In this article, we propose a new metaheuristic inspired by the morphogenetic cellular movements of endothelial cells (ECs) that occur during the tumor angiogenesis process. This algorithm starts with a random initial population. In each iteration, the best candidate selected as the tumor, while the other individuals in the population are treated as ECs migrating toward the tumor's direction following a coordinated dynamics through a spatial relationship between tip and follower ECs. This algorithm has an advantage compared to other similar optimization metaheuristics: the model parameters are already configured according to the tumor angiogenesis phenomenon modeling, preventing researchers from initializing them with arbitrary values. Subsequently, the algorithm is compared against well-known benchmark functions, and the results are validated through a comparative study with Particle Swarm Optimization (PSO). The results demonstrate that the algorithm is capable of providing highly competitive outcomes. Furthermore, the proposed algorithm is applied to real-world problems (cantilever beam design, pressure vessel design, tension/compression spring and sustainable explotation renewable resource). The results showed that the proposed algorithm worked effectively in solving constrained optimization problems. The results obtained were compared with several known algorithms.

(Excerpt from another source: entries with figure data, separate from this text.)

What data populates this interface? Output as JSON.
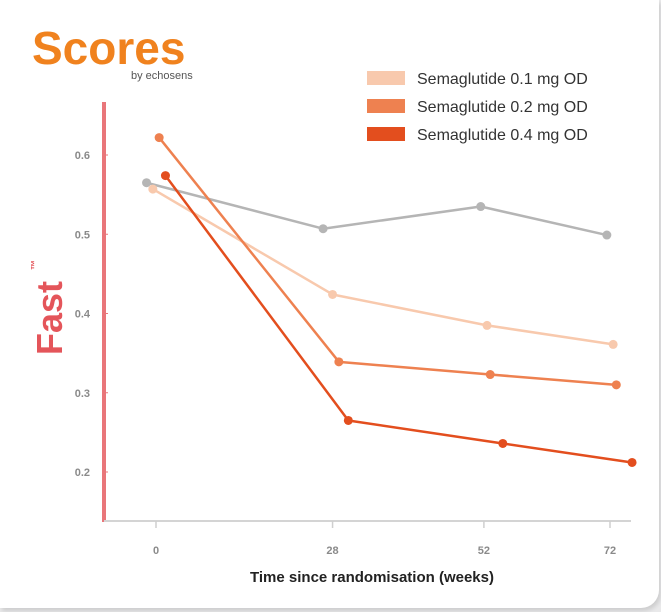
{
  "brand": {
    "name": "Scores",
    "byline": "by echosens",
    "color": "#f0821e"
  },
  "chart_data": {
    "type": "line",
    "title": "",
    "ylabel": "Fast",
    "ylabel_mark": "™",
    "xlabel": "Time since randomisation (weeks)",
    "x_ticks": [
      0,
      28,
      52,
      72
    ],
    "y_ticks": [
      0.2,
      0.3,
      0.4,
      0.5,
      0.6
    ],
    "ylim": [
      0.15,
      0.68
    ],
    "xlim": [
      -8,
      80
    ],
    "grid": false,
    "legend_position": "top-right",
    "series": [
      {
        "name": "",
        "color": "#b5b5b5",
        "points": [
          [
            -1.5,
            0.565
          ],
          [
            26.5,
            0.507
          ],
          [
            51.5,
            0.535
          ],
          [
            71.5,
            0.499
          ]
        ]
      },
      {
        "name": "Semaglutide 0.1 mg OD",
        "color": "#f8c9ad",
        "points": [
          [
            -0.5,
            0.557
          ],
          [
            28,
            0.424
          ],
          [
            52.5,
            0.385
          ],
          [
            72.5,
            0.361
          ]
        ]
      },
      {
        "name": "Semaglutide 0.2 mg OD",
        "color": "#ee8150",
        "points": [
          [
            0.5,
            0.622
          ],
          [
            29,
            0.339
          ],
          [
            53,
            0.323
          ],
          [
            73,
            0.31
          ]
        ]
      },
      {
        "name": "Semaglutide 0.4 mg OD",
        "color": "#e34e1e",
        "points": [
          [
            1.5,
            0.574
          ],
          [
            30.5,
            0.265
          ],
          [
            55,
            0.236
          ],
          [
            75.5,
            0.212
          ]
        ]
      }
    ]
  }
}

翻译：本文提出了一种新的元启发式算法，该算法灵感来源于肿瘤血管生成过程中内皮细胞（ECs）发生的形态发生细胞运动。该算法从随机初始种群开始。在每次迭代中，最佳候选解被选作肿瘤，而种群中的其他个体被视为内皮细胞，通过尖端细胞与跟随细胞之间的空间关系遵循协调动力学向肿瘤方向迁移。与其他类似的优化元启发式算法相比，该算法具有一个优势：模型参数已根据肿瘤血管生成现象建模进行了配置，从而避免了研究者使用任意值进行初始化。随后，将该算法与众所周知的基准函数进行比较，并通过与粒子群优化（PSO）的对比研究验证了结果。结果表明，该算法能够提供极具竞争力的结果。此外，该算法被应用于实际问题（悬臂梁设计、压力容器设计、拉伸/压缩弹簧设计以及可持续开发的可再生资源）。结果表明，该算法在求解约束优化问题方面效果显著。所得结果与若干已知算法进行了比较。